The consequences here can be even more dramatic in the event of a claim brought against a business or individual, because there will be no warning letter from a lender, state agency, or contractor to warn you of the poor judgement. These decisions could lead to a self insured situation and can be financially devastating.

Don't get me wrong, Americans are hurting and so long as Americans continue with their spending contraction the more painful the economic environment could become. However, insurance is one of the factors that must be prioritized. If as a consumer you wish to take on more risk by dropping coverages that protect the assets you've worked so hard to accumulate, then in the end, the risk is yours.

My advise:
Prioritize Your Coverage: Home, Car, and Health Insurance need to be your first priorities. Maintain the appropriate limits of liability and property coverage. Increase your deductibles, especially on your Home Insurance; the savings can be significant between the different insurance companies.

The toys, rental properties and other coverages need to be evaluated based on your lifestyle and asset protection.
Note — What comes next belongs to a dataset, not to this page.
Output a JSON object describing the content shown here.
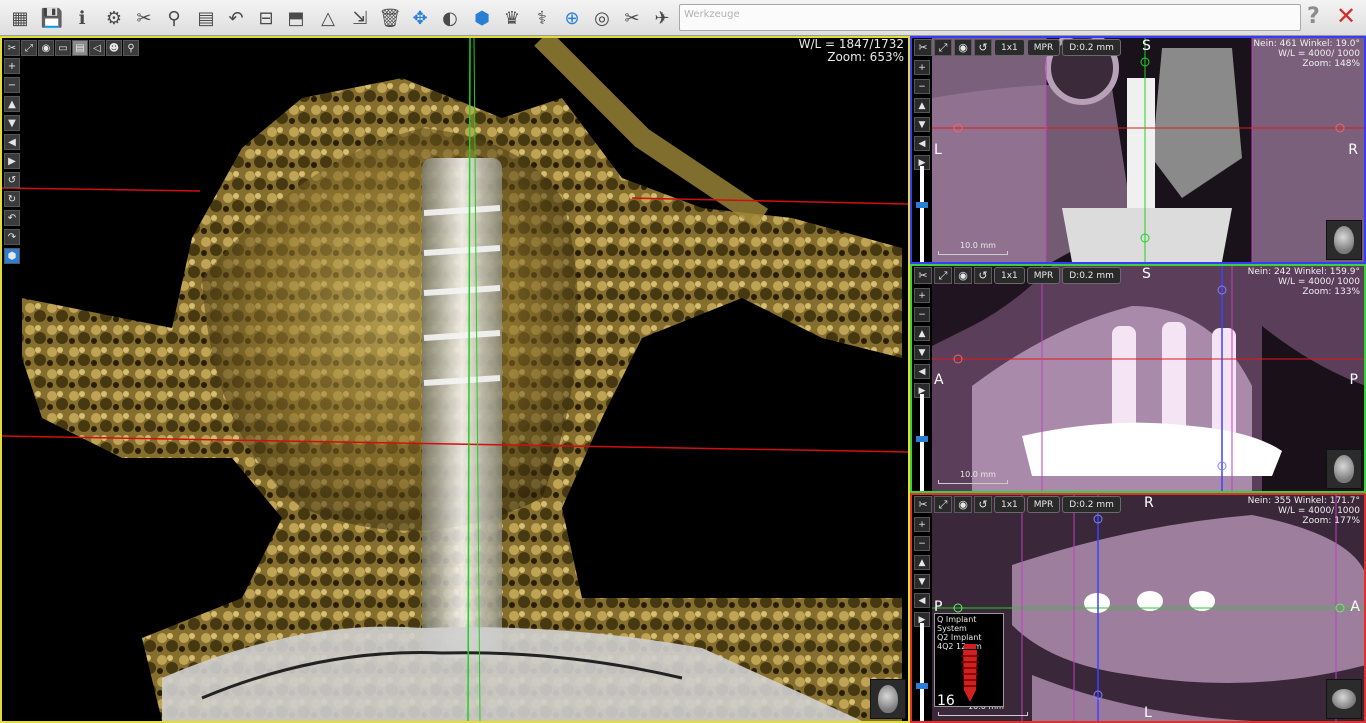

However, as long as you own and use them, not insuring yourself against liability is outrageous. Losing a $5,000 boat, for example, is one thing, but a $300,000 lawsuit can wipe you out. Carry the correct limits of liability and insure the toys for physical damage based on your individual needs. You can also, increase your deductibles to lower costs.

If you own a business, the options might not be so obvious. All coverages provide benefits to your company and some, like Workers Compensation, are required by law.

My suggestion: stay in touch with your agent to discuss alternative options. You may consider shopping your insurance, or adjusting your payrolls, revenue, or inventory limits. These could all have a beneficial impact to your business without sacrificing coverage.

Wednesday, March 11, 2009

Travelers Insurance Co. Announces New Distribution of Products

This morning, Travelers Insurance Company put out a web cast to Independent Agents announcing their new Personal Insurance Distribution Channel. Forgetting how their company was built, Travelers runs the risk of harming relationships with current Independent Agents.

Many of these insurance companies believe selling direct, via the internet, is the Holy Grail of insurance marketing. Despite recent moves for companies like Gieco and Esurance that have purchased agencies or store front offices. For some reason, when they (Travelers) look at these Internet insurance companies as successful examples, they some how miss the fact that when millions of dollars are spent on television advertising, people are more inclined to buy. It's not the distribution channel that makes the difference, but the gross advertising expenditure provided by consumer premiums that impacts the consumer psyche.

Below are some bullet points of their announcement - enjoy!

•Travelers Announced they are "Going direct, online", selling their personal insurance products in conjunction with the Independent Agent Channel.

•They plan on keeping the pricing structure the same. Although, in the future, they will have the ability to raise and lower prices for direct purchases based on loss or profitability of the business written.

•Travelers will not use existing customer data that has been provided by Independent Agents for direct marketing purposes. Even if the client does not purchase from an Independent Agent or is no longer a client, Travelers will not use any of the information to market their direct program.

•If a customer of an Independent Agent calls Travelers direct, Travelers intends to push the contact, file notes and information back to the agent.

•BOR's will be accepted by agents, so moving a client from the Direct Program to an Independent Agent will be accepted.

•Travelers claims to be committed to the Independent Agent.

•Did they buy another company? No discussion about acquisitions.